I build enterprise POS Android apps — lots of architecture, lots of business rules, and plenty of “this has to be correct.” 🧱
My AI journey started in a pretty normal place: using ChatGPT to reason through tricky architecture decisions and scaffold the boring-but-necessary code.
Then it escalated fast. 🚀
Once tools like Cursor made “chat-to-code” feel native inside the editor, I noticed a shift. I stopped creating classes manually and started directing how they should be created. Cursor’s agent-style workflows are built to take broader tasks, plan ahead, edit across files, and even run commands — a move from autocomplete to execution.
What I do differently now 👇
- 📚I don’t anymore write files and classes, I write TDD for AI model.

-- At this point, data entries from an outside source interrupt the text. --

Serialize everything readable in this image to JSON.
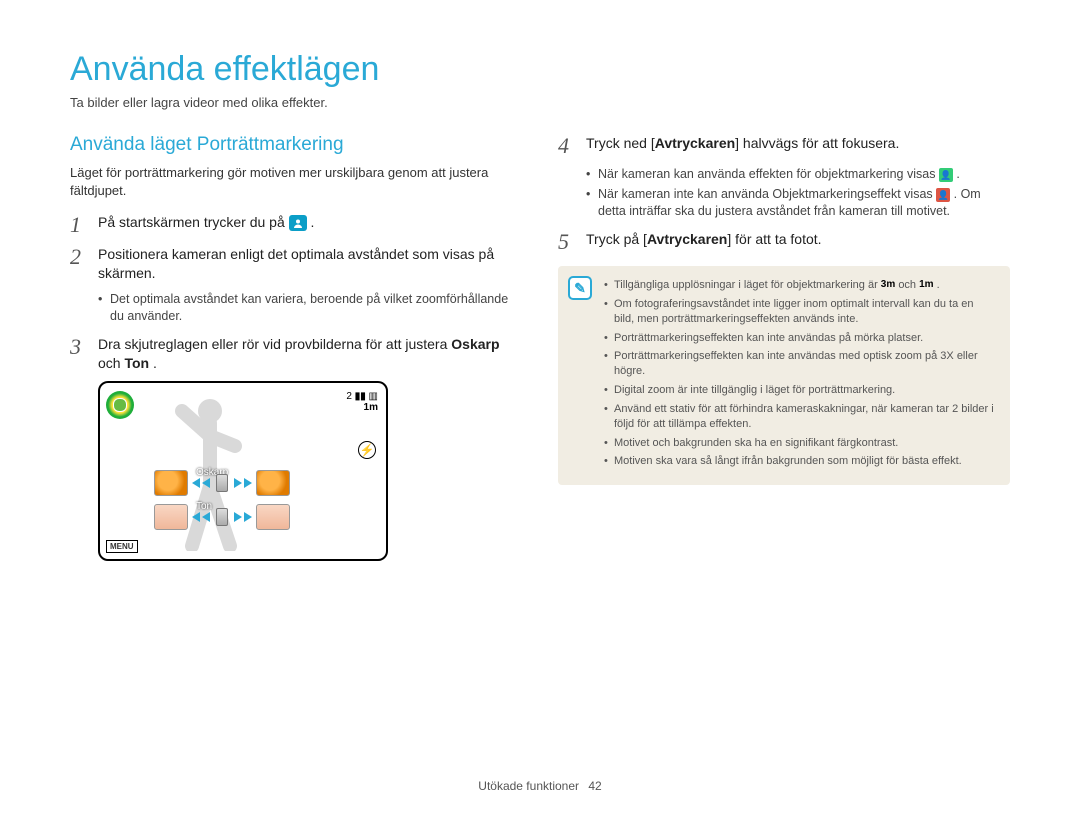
{
  "title": "Använda effektlägen",
  "subtitle": "Ta bilder eller lagra videor med olika effekter.",
  "section_title": "Använda läget Porträttmarkering",
  "intro": "Läget för porträttmarkering gör motiven mer urskiljbara genom att justera fältdjupet.",
  "steps": {
    "s1_pre": "På startskärmen trycker du på ",
    "s1_post": ".",
    "s2": "Positionera kameran enligt det optimala avståndet som visas på skärmen.",
    "s2_sub": "Det optimala avståndet kan variera, beroende på vilket zoomförhållande du använder.",
    "s3_pre": "Dra skjutreglagen eller rör vid provbilderna för att justera ",
    "s3_b1": "Oskarp",
    "s3_mid": " och ",
    "s3_b2": "Ton",
    "s3_post": ".",
    "s4_pre": "Tryck ned [",
    "s4_b": "Avtryckaren",
    "s4_post": "] halvvägs för att fokusera.",
    "s4_sub1_pre": "När kameran kan använda effekten för objektmarkering visas ",
    "s4_sub1_post": ".",
    "s4_sub2_pre": "När kameran inte kan använda Objektmarkeringseffekt visas ",
    "s4_sub2_post": ". Om detta inträffar ska du justera avståndet från kameran till motivet.",
    "s5_pre": "Tryck på [",
    "s5_b": "Avtryckaren",
    "s5_post": "] för att ta fotot."
  },
  "screen": {
    "topright_count": "2",
    "topright_1m": "1m",
    "slider1_label": "Oskarp",
    "slider2_label": "Ton",
    "menu": "MENU"
  },
  "notes": {
    "n1_pre": "Tillgängliga upplösningar i läget för objektmarkering är ",
    "n1_mid": " och ",
    "n1_post": ".",
    "res1": "3m",
    "res2": "1m",
    "n2": "Om fotograferingsavståndet inte ligger inom optimalt intervall kan du ta en bild, men porträttmarkeringseffekten används inte.",
    "n3": "Porträttmarkeringseffekten kan inte användas på mörka platser.",
    "n4": "Porträttmarkeringseffekten kan inte användas med optisk zoom på 3X eller högre.",
    "n5": "Digital zoom är inte tillgänglig i läget för porträttmarkering.",
    "n6": "Använd ett stativ för att förhindra kameraskakningar, när kameran tar 2 bilder i följd för att tillämpa effekten.",
    "n7": "Motivet och bakgrunden ska ha en signifikant färgkontrast.",
    "n8": "Motiven ska vara så långt ifrån bakgrunden som möjligt för bästa effekt."
  },
  "footer": {
    "section": "Utökade funktioner",
    "page": "42"
  }
}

- 🧠 I think in systems, not snippets When code generation gets cheap, architecture decisions get expensive. I spend more time on patterns, boundaries, and long-term maintainability than on low-level syntax.
- 👀 I review everything AI moves fast — and it can be confidently wrong. Reading “foreign code” is now a core skill, not a nice-to-have.

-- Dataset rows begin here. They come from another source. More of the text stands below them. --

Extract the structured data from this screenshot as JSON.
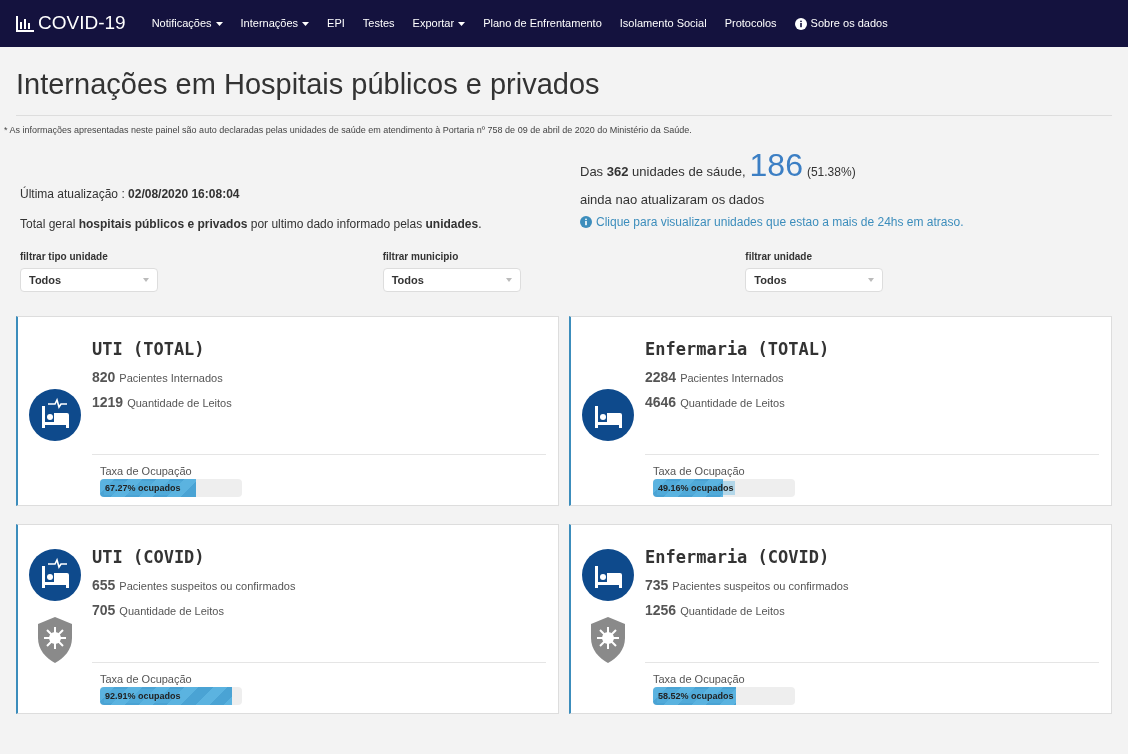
{
  "navbar": {
    "brand": "COVID-19",
    "items": [
      {
        "label": "Notificações",
        "kind": "dropdown"
      },
      {
        "label": "Internações",
        "kind": "dropdown"
      },
      {
        "label": "EPI",
        "kind": "link"
      },
      {
        "label": "Testes",
        "kind": "link"
      },
      {
        "label": "Exportar",
        "kind": "dropdown"
      },
      {
        "label": "Plano de Enfrentamento",
        "kind": "link"
      },
      {
        "label": "Isolamento Social",
        "kind": "link"
      },
      {
        "label": "Protocolos",
        "kind": "link"
      },
      {
        "label": "Sobre os dados",
        "kind": "info"
      }
    ]
  },
  "page_title": "Internações em Hospitais públicos e privados",
  "disclaimer": "* As informações apresentadas neste painel são auto declaradas pelas unidades de saúde em atendimento à Portaria nº 758 de 09 de abril de 2020 do Ministério da Saúde.",
  "last_update": "Última atualização : **02/08/2020 16:08:04**",
  "total_note": "Total geral **hospitais públicos e privados** por ultimo dado informado pelas **unidades**.",
  "units_summary": {
    "prefix": "Das **362** unidades de sáude,",
    "count": "186",
    "percent": "(51.38%)",
    "text": "ainda nao atualizaram os dados",
    "link": "Clique para visualizar unidades que estao a mais de 24hs em atraso."
  },
  "filters": [
    {
      "label": "filtrar tipo unidade",
      "value": "Todos"
    },
    {
      "label": "filtrar municipio",
      "value": "Todos"
    },
    {
      "label": "filtrar unidade",
      "value": "Todos"
    }
  ],
  "cards": [
    {
      "title": "UTI (TOTAL)",
      "kind": "total",
      "monitor": true,
      "patients": "820",
      "patients_label": "Pacientes Internados",
      "beds": "1219",
      "beds_label": "Quantidade de Leitos",
      "rate_label": "Taxa de Ocupação",
      "level": 0.6727,
      "reading": "67.27% ocupados"
    },
    {
      "title": "Enfermaria (TOTAL)",
      "kind": "total",
      "monitor": false,
      "patients": "2284",
      "patients_label": "Pacientes Internados",
      "beds": "4646",
      "beds_label": "Quantidade de Leitos",
      "rate_label": "Taxa de Ocupação",
      "level": 0.4916,
      "reading": "49.16% ocupados"
    },
    {
      "title": "UTI (COVID)",
      "kind": "covid",
      "monitor": true,
      "patients": "655",
      "patients_label": "Pacientes suspeitos ou confirmados",
      "beds": "705",
      "beds_label": "Quantidade de Leitos",
      "rate_label": "Taxa de Ocupação",
      "level": 0.9291,
      "reading": "92.91% ocupados"
    },
    {
      "title": "Enfermaria (COVID)",
      "kind": "covid",
      "monitor": false,
      "patients": "735",
      "patients_label": "Pacientes suspeitos ou confirmados",
      "beds": "1256",
      "beds_label": "Quantidade de Leitos",
      "rate_label": "Taxa de Ocupação",
      "level": 0.5852,
      "reading": "58.52% ocupados"
    }
  ]
}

- 📚 Docs are part of the toolchain
Strong README files and a
/docsfolder keep the model grounded in the application’s business logic. - 🧪 Tests protect me from becoming a human linter I lean on TDD and automated tests to shorten feedback loops and avoid spending my day QA’ing AI output.
- 🧹 I treat AI output like real work in Git Frequent commits, then rebase/squash. Clean history still matters.
Last year for me was basically this: try things, break things, learn the edges. 🔍
The AI space is moving so fast that it feels like every month there’s a new tool raising the bar for what’s possible.